To model is to gain a deep understanding of an object, a process, or idea by representing essential information by physical or virtual means. This can be done as a preliminary sketch in the act of creation, but it can also be used to represent knowledge that would otherwise be difficult to experience first-hand. Often modelling makes use of dimensional thinking, which is the translating or conceptualizing across dimensions of space, time, or any other range of related values (Root-Bernstein & Root-Bernstein, 1999).
Models of instructing computing machines to aid in problem solving have existed for over 150 years. When modelling a computer algorithm, I chose to explore its place across multiple sets of dimensions. The most obvious would be of scale and thus visibility,starting with that which can be viewed easily, such as the general solution to a problem and its implementation, then proceeded into that which is usually hidden , such as low level instructions, or microscopic in the case of transistors. This model also explores proceeding from the general to the specific, as implementing an algorithm is to use your own creativity in how to best do that, as my recipe analogy suggests. Parallel to this progression is starting with the virtual, such as an idea of how to accomplish a task, to the physical, with the actual tools being used to help complete that task.
Even more relevant to computational thinking, the model explores the relationship between layers of abstraction, an idea critical to using algorithms on computers. If programmers needed to work at a low level each time they wished to create a new program, it would be difficult to accomplish anything on large scale. This would akin to needing to think how to create the shape of each letter in a sentence when you simply want to express an idea. Utilizing and further creating layers of abstraction is one of the most powerful tools found in computing, and has important implications for education as well. When teachers use a water pipe model to explain voltage, current and resistance of electricity, they are wrapping a difficult topic in layers of abstraction to provide students with an incomplete yet helpful picture. As students reach a level where they can understand a topic further, layers of abstraction can be stripped away from the model.

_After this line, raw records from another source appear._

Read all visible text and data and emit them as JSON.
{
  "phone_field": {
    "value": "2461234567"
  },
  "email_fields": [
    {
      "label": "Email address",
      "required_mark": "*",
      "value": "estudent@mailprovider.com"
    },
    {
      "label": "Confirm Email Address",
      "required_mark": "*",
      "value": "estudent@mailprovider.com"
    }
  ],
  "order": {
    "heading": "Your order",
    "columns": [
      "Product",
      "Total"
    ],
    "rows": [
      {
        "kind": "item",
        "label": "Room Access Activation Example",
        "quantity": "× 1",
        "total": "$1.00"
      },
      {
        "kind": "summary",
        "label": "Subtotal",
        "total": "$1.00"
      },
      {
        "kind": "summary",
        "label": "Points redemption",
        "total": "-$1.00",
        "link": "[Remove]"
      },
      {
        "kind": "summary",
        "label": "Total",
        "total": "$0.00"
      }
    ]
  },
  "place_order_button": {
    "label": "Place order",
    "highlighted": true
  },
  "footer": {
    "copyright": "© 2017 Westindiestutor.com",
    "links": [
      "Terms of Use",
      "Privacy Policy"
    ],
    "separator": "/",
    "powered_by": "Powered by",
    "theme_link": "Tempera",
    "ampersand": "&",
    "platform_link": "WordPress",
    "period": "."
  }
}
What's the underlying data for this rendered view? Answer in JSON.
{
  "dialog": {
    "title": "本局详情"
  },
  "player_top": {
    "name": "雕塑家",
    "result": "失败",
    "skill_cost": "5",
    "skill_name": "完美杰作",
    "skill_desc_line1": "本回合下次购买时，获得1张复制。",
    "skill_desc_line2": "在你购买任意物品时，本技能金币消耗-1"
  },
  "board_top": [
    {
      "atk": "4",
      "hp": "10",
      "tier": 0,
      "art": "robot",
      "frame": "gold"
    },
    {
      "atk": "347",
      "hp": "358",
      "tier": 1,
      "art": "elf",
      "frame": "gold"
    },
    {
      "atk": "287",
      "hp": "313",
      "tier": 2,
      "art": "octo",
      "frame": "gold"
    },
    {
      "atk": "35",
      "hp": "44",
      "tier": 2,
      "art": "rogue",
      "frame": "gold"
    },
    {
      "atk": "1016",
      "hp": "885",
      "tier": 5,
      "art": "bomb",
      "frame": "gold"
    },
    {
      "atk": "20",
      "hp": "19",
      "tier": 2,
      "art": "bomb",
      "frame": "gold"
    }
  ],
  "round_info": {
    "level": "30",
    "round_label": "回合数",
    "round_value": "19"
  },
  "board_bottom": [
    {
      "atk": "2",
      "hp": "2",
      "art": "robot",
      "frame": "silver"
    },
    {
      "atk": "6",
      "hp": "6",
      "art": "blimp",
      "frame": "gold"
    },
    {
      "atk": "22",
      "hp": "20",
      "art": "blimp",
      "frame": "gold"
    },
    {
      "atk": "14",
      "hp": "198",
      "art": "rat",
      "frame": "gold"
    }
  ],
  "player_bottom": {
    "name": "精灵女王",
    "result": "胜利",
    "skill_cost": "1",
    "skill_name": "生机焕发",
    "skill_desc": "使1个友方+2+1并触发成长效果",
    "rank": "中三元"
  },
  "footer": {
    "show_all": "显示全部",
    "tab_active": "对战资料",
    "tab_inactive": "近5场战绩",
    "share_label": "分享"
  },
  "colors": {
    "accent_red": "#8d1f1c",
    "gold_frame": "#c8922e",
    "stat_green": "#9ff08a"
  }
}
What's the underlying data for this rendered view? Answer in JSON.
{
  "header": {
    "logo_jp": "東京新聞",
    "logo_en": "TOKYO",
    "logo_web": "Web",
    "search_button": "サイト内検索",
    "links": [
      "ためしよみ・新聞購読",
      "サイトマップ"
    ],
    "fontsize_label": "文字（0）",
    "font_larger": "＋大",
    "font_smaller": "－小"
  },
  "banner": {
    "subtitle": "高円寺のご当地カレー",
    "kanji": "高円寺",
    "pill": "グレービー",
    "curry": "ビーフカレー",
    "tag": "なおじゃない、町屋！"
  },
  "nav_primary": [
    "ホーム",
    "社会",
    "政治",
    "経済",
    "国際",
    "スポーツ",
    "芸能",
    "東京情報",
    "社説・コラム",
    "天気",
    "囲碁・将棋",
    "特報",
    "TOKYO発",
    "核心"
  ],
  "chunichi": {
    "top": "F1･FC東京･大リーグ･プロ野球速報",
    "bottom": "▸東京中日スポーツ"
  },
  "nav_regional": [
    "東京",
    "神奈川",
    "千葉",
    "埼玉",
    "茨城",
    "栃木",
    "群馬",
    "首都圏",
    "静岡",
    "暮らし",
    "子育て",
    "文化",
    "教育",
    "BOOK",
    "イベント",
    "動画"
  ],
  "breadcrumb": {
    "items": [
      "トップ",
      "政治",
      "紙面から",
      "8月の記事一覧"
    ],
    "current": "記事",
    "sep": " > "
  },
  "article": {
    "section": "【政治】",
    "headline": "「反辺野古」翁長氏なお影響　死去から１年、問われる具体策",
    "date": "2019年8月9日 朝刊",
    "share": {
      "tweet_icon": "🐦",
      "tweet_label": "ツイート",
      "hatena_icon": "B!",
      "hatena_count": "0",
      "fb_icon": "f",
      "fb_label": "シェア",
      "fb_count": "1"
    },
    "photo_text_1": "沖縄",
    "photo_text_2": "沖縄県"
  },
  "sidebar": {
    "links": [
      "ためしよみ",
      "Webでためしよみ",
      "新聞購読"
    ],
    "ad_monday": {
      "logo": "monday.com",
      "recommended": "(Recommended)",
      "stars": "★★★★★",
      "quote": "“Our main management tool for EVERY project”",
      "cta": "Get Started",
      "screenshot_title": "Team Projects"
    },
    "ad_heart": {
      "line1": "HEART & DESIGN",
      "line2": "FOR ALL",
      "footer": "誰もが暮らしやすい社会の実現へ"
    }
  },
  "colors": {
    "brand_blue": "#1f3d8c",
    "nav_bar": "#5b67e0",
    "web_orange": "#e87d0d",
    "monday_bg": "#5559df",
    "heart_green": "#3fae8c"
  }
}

In Sparking Innovation, we guide middle school students through programming an Arduino microcontroller, a task that would have been seen as too difficult even five years ago. Yet we are able to add another layer of abstraction with the addition of using a Grove shield and components, rather than connecting electronics directly to the Arduino. Instead of needing to type out the code, we use Ardublock to drag and drop code blocks. By adding another layer of abstraction, we allow students to focus on the problem solving and make it accessible to students as young as the third grade. In computing, adding layers of abstraction does not obfuscate, rather it makes more powerful algorithms possible. If computer scientists are to ever simulate intelligence on a machine, many more layers will be needed, just as the human mind works on multiple levels.
Obviously modelling makes use of many creative skills: the aforementioned abstraction and analogizing; noticing patterns across dimensions; being able to visualize the invisible. I chose to also include a kinesthetic aspect in my model to provide viewers with the feeling of travelling through the layers of abstraction. The analogy of “drilling down” into the code can be felt with this approach, and reinforce the idea that an algorithm provides a broad view of the problem, while the further down one goes, the most specific it becomes. It also suggests that viewers are “parting the curtains” to look behind the scenes – if this could indeed become a museum exhibit with appropriate polishing up, I’d be curious to see if the images could be projected on actual curtains to show layers of instructions.
Root-Bernstein, R. S., & Root-Bernstein, M. M. (1999). Sparks of genius: The thirteen thinking tools of the world’s most creative people. Houghton Mifflin Harcourt.